Umgang mit NS-Bauten neu ausloten

Ein einheitlicher NS-Baustil ist bei den Kirchen nicht zu finden. Die Architektur komme "sehr ursprünglich" daher, sagt der Nordkirchen-Historiker Stephan Linck. Das nationalsozialistische Gedankengut werde teils offen, teils versteckt widergespiegelt. Es stelle sich deshalb die schwierige Frage, wie man heute damit umzugehen habe.

 

Ein Beispiel für die Ambivalenz ist die Gestaltung des Kreuzes.
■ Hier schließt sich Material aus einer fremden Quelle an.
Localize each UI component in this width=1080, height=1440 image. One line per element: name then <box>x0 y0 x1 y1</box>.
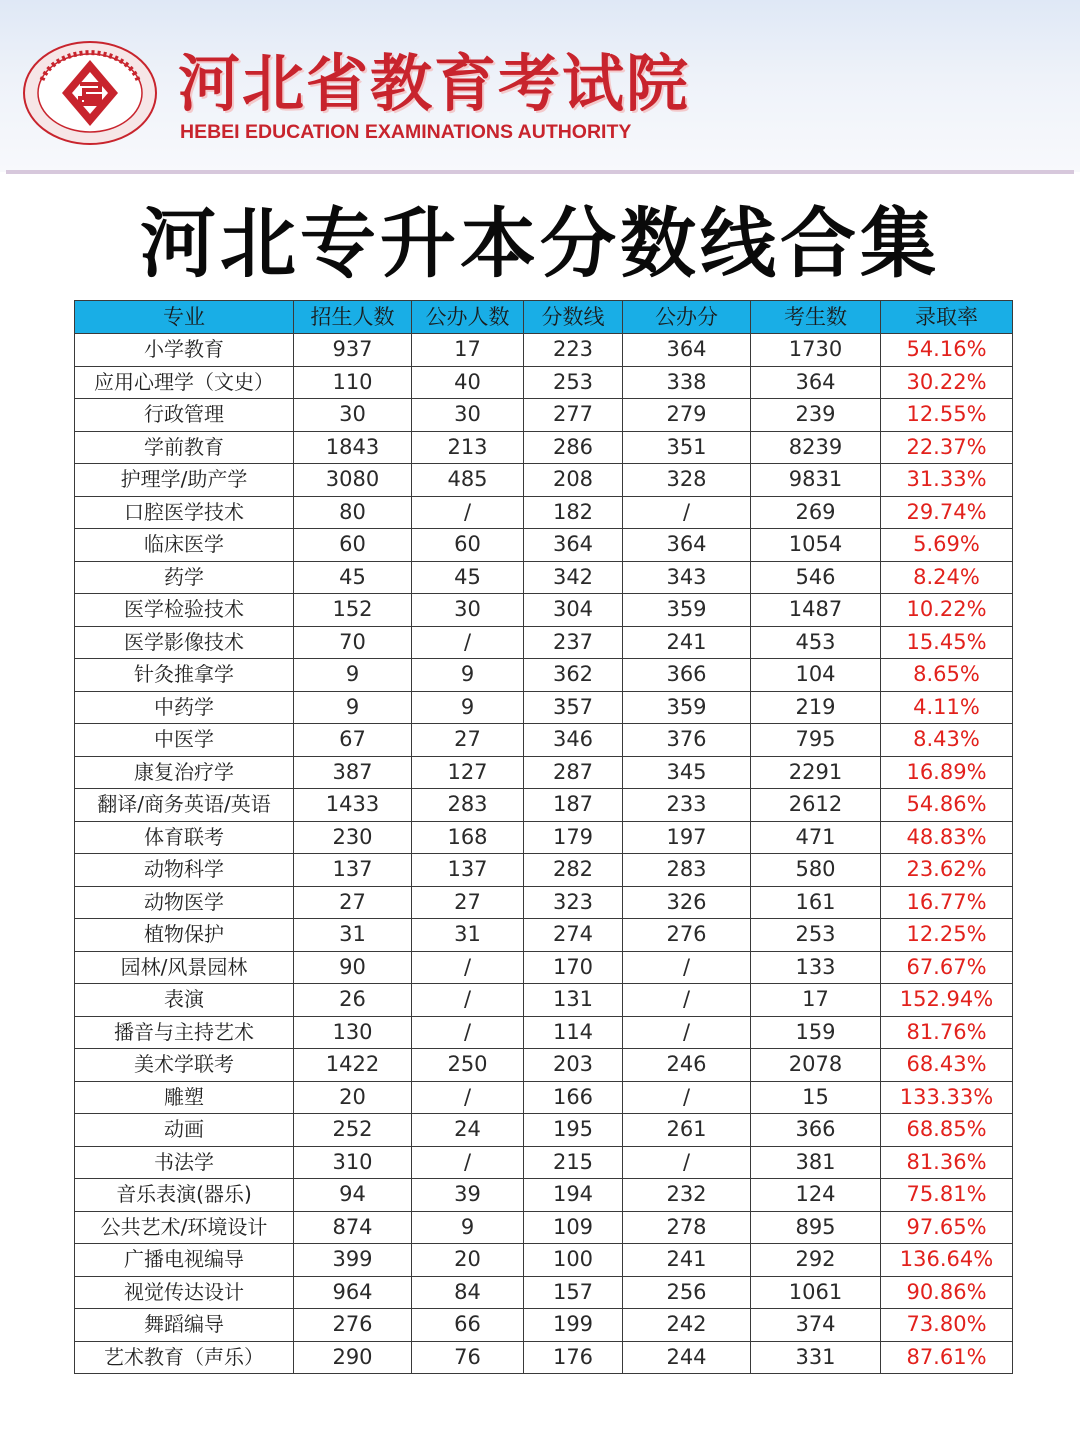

Die damalige Theologie der "Deutschen Christen" sah Jesus Christus vor allem als nordischen Kämpfer gegen das Judentum. Ein leidender Christus am Kreuz steht diesem Bild entgegen. So fehlt auch dem raumbeherrschenden Kreuz der Luther-Kirche der leidenden Christus. Im Gegenzug lässt ein schlichtes Holzkreuz nicht auf einen nationalsozialistischen Hintergrund der Kirche schließen. Mittlerweile steht auf dem Altar der Luther-Kirche wieder das Christus-Kreuz von 1914 aus dem Vorgänger-Bau.

 

Bezeichnend für die Luther-Kirchen in Wellingsbüttel und Lübeck ist auch ihre Ausrichtung nach Norden. Nicht aus dem Osten erwarteten nationalsozialistisch geprägte Christen das Heil, sondern aus dem Norden. Es sei eine "behördliche Auflage" gewesen, die Kirche nach Norden auszurichten, heißt es in der Wellingsbütteler Chronik. Der "Heimatschutzstil" in Wellingsbüttel mit Fachwerk und Backstein war zwar bevorzugter Baustil im "Dritten Reich", aber eben auch in den 20er Jahren.

 

Gedenktafel erinnert an NS-Vergangenheit

Die Wellingsbüttler Kirche hat vor einem Jahr eine kleine Gedenktafel unter dem Hakenkreuz angebracht und einen Mandelbaum gepflanzt. Die Gemeinde wolle damit einen Akzent zur eigenen Geschichte setzen, sagt Gemeindepastor Wolfgang Voigt. Das Denkmalschutzamt habe untersagt, das Hakenkreuz zu entfernen. Kratzspuren am Mauerwerk zeigen, dass es offenbar schon mal jemand versucht hat.

 

Bei gutem Licht kann man auch an Hamburger Ansgar-Kirche in Langenhorn ein Hakenkreuz erkennen. Der Maurer hatte es ohne Wissen des Kirchenvorstands mit Hilfe von hellen Backsteinen in den Turm gemauert. Ein Beispiel für den Einfluss des NS-Regimes auf die Kirchen-Architektur ist es allerdings nicht: die Kirche wurde bereits 1930 fertiggestellt.